ET Now: The market breadth this week was extremely weak. We witnessed deep cuts across various sectors and individual stocks. How are you assessing and reading into the valuations at this point of time? Do you think it is a good idea to pick up stocks?
Sudip Bandyopadhyay: There is significant nervousness in the market. The global trend does not look favourable at all with US-China trade war creating significant concern among global investors. They have been continuously selling in emerging markets including India, which does not augur well for us. We are about 10 days away from the election results and there is some amount of nervousness. The volatility is also creeping in.
Corporate results are another area of worry for the markets. I do not think corporate results have been anything other than dull and a little disappointing. Most corporates have performed worse than expected. There is a definite slowdown in demand of consumer goods, and that is weighing heavily on the mind of investors.
A bit of a somber mood has set in, as far as markets are concerned and yes, the investors are selling. However, there are interesting opportunities emerging in pockets for a long-term investor to go bottom fishing but one needs to be careful. This is like trying to pick up a falling knife -- it would be better to rather wait and watch. Selective buying is possible, but caution is the word for at least next 7-10 days.

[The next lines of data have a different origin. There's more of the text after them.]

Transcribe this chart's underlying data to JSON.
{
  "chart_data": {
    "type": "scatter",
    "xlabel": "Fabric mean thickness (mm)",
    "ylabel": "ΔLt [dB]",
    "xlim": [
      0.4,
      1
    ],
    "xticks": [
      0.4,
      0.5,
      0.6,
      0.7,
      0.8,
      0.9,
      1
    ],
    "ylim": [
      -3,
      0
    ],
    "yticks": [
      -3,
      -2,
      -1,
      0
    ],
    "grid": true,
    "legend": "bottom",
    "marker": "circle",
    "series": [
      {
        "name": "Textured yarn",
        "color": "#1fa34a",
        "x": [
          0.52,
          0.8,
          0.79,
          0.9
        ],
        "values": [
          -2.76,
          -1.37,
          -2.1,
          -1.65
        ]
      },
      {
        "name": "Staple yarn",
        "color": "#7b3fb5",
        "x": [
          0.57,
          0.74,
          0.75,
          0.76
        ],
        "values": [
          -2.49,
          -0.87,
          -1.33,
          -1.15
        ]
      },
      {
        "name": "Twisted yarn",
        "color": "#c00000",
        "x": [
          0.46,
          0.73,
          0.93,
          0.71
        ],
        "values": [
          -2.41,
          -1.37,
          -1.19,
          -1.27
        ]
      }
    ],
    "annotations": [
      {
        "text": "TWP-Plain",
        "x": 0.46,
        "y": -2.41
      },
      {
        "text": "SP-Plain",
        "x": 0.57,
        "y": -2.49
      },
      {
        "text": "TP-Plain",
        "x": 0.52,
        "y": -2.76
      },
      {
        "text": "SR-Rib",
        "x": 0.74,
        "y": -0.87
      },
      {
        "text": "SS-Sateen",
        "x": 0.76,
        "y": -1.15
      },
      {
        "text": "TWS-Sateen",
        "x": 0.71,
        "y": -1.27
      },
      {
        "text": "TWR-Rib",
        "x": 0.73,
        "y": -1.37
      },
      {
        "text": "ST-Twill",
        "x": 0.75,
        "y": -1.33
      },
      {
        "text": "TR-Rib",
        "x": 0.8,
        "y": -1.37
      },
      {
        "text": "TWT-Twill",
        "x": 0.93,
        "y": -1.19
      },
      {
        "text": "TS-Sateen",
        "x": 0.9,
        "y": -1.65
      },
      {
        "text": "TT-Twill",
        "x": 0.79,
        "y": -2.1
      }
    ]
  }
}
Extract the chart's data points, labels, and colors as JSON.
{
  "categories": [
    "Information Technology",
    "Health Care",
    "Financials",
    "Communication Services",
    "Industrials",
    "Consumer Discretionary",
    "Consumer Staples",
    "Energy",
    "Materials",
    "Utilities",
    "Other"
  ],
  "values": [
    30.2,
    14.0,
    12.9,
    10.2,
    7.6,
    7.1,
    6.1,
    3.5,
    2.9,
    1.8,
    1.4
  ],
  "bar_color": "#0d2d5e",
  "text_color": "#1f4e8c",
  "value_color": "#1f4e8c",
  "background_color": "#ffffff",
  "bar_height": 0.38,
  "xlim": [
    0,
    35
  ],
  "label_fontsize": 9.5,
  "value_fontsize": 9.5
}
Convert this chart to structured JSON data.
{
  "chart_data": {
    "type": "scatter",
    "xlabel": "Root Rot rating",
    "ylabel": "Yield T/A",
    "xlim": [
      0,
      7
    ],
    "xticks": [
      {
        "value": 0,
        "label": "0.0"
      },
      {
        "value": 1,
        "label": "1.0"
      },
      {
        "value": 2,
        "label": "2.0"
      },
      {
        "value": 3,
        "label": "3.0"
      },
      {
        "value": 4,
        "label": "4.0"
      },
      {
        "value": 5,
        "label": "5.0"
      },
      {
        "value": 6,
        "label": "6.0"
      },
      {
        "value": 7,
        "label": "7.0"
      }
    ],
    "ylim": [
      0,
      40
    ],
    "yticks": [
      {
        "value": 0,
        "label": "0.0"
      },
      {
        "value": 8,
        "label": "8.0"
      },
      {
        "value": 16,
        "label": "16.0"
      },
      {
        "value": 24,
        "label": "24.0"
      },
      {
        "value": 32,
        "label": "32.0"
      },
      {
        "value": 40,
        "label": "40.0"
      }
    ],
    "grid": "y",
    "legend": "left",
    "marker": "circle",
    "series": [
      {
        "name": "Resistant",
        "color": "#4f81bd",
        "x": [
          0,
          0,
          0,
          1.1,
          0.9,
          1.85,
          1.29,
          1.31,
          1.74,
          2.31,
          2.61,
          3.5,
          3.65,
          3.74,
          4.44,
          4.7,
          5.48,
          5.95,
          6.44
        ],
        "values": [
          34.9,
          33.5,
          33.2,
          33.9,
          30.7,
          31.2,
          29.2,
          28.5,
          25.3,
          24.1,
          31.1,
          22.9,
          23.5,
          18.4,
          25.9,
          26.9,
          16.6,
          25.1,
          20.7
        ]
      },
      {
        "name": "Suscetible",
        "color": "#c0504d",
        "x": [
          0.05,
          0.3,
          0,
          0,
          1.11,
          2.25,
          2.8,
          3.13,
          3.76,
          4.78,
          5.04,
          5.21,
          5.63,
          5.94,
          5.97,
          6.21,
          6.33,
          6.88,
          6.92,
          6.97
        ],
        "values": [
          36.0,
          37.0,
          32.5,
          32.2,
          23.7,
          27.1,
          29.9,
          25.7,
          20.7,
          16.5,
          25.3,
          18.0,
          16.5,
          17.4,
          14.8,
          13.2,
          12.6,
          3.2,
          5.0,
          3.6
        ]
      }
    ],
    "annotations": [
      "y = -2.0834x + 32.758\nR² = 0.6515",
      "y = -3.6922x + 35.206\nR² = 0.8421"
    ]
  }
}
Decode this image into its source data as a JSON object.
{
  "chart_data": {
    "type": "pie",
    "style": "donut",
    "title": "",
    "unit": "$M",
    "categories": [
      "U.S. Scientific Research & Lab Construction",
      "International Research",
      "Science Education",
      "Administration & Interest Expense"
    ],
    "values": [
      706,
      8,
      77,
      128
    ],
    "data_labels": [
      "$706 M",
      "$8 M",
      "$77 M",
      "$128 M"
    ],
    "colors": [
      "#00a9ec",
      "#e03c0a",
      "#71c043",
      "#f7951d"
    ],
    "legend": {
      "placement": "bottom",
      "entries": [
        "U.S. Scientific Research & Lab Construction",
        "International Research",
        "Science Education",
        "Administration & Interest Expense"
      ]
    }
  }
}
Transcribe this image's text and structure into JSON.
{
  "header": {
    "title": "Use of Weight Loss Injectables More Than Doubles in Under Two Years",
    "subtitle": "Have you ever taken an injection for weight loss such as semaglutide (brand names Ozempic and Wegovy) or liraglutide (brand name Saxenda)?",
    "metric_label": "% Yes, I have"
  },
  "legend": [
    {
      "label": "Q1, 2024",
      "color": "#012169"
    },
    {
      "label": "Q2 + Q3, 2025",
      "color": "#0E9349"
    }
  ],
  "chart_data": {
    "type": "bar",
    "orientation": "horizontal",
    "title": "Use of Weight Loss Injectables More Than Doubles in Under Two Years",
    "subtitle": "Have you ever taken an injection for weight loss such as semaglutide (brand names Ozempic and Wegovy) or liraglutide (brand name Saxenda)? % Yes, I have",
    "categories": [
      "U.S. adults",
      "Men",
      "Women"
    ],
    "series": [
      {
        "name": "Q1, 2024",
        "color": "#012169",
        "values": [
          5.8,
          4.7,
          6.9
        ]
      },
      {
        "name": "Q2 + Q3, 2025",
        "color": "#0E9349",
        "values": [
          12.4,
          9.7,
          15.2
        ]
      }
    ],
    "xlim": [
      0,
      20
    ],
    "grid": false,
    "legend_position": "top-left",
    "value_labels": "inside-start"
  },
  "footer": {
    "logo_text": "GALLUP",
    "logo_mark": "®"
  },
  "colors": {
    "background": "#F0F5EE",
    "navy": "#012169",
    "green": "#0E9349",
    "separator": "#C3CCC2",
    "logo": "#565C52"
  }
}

ET Now: Are these concerns real?
As far as Reliance is concerned, some of the brokerages have expressed concerns over the traditional businesses, namely the energy and pet-chem but do remember they have a leverage issue. The balance sheet is significantly leveraged and concerns over the leverage have been expressed before last week also. But having said that, the way I look at Reliance, I think there is significant potential for the company as far as the new businesses are concerned. Both Jio and Retail are growing at a phenomenal speed. Deleveraging is easily possible and the Saudi Aramco deal can take care of the leverage issue. The deal is in the works and that is what we hear from sources. Also, the tower assets and the infrastructure assets of the telecom business are supposed to be put in a REIT soon. The concerns on overall petroleum business are temporary. As a long term investor, this is probably the right time to buy Reliance and make use of these corrections.
ET Now: How are you reading into the private banking space right now? Among the heavyweights -- HDFC Bank, ICICI Bank, Axis Bank -- what are your preferred picks?
Sudip Bandyopadhyay: We have been bullish on corporate facing banks for some time and we maintain our view. There is absolutely nothing wrong with HDFC Bank or Kotak Bank or even IndusInd Bank but the valuation at which they are quoting there does not offer much scope for significant appreciation from current levels. Whereas, for corporate facing banks including the PSU banks we believe things will improve from here on. There is an opportunity of valuation moving upwards over the next 6 to 12 months. One can buy an SBI, or an Axis Bank, or an ICICI Bank but if you are an aggressive investor then you can also look at some of the midcap private banks. Federal Bank is a prime pick in that space. Their performance this quarter was fantastic and probably they will continue to maintain this trend. There is a significant opportunity as far as Federal Bank is concerned.
Sudip Bandyopadhyay: As far as next week is concerned, if you are willing to give a little time, then one can look at chemicals and cement. These two sectors are picking up and we have been bullish on them for quite some time. The current market correction is a great opportunity to buy good cement stocks. Fundamentally, the cement companies have got back the pricing power which was missing, volume growth was visible over the last couple of quarters but finally, we are seeing a price increase and volume growth and that is a good trend. North and central India are ripe for sustained margin improvement in cement companies operating in that space and one can look at companies like Birla Cement, Heidelberg Cement, JK Lakshmi Cement, JK Cement. These companies look extremely good from a one-year view.